Craving take out for comfort food? Instead of ordering pad thai or other Asian style stir fry, make this healthier chicken pad thai in 35 minutes without sacrificing any flavor.

Tator Tots

If you are craving tator tots but want a healthier version, make these crispy cheesy broccoli cauliflower tots as a healthier yet satisfying alternative. These tots are baked instead of fried and are also considered keto-friendly and gluten-free.

French Fries

If your idea of comfort food is crispy, hot French fries, you may think baking French fries at home is no comparison. However, this baked fries recipe promises to deliver crispy fries because it has a unique step of soaking potatoes prior to cooking. These fries can pair nicely with fish for a healthier version of fish and chips!

Also, give these sweet potato fries a try! The potatoes can also be transformed into a delicious sweet potato chip.


If something warm, sweet, and chocolatey is your idea of comfort food, brownies may be your go-to. Traditional brownies are usually higher in calories and added sugar, but there are many ways to make healthier versions of a brownie without sacrificing flavor or texture.
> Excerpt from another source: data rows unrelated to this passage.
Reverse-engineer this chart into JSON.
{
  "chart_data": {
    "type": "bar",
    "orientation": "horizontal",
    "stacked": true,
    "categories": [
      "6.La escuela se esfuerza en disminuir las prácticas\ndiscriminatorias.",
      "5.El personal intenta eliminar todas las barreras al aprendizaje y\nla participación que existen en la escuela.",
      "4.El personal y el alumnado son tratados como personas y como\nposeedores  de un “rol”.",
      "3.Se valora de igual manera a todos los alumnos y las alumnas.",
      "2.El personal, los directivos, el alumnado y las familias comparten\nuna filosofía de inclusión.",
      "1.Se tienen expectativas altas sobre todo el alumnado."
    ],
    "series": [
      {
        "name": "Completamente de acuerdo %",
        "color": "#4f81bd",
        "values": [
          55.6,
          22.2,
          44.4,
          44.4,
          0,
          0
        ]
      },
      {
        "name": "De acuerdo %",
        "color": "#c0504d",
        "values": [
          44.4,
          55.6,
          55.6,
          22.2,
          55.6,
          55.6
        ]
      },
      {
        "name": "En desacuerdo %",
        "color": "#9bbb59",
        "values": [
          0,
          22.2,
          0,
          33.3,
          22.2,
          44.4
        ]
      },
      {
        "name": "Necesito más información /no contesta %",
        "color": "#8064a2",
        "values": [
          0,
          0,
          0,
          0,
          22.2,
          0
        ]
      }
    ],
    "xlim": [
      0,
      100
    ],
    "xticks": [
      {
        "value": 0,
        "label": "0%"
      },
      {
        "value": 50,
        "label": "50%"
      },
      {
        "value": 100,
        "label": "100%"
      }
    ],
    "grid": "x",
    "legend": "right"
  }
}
This healthier recipe for flourless fudgy brownies uses avocados to keep the fudgy-like texture of traditional brownies. You could also make healthier brownies with chocolate ganache frosting that are grain-free and higher in protein but you would never know. A secret ingredient is vanilla Greek yogurt.


Pancakes are beloved comfort food for many Americans, but they are traditionally high in refined flour and provide little nutritional value. Consider making healthier cinnamon apple pancakes that do not use any white flour and are naturally sweetened.

Healthy banana oatmeal pancakes are also flour-free, can be made with simple ingredients you probably have on hand and are made in a blender.

Philly Cheesesteak

Make and enjoy a healthy Philly cheesesteak sandwich from your own home! This Philly cheesesteak slider recipe provides the delicious flavors of a traditional sandwich but has under 300 calories per serving.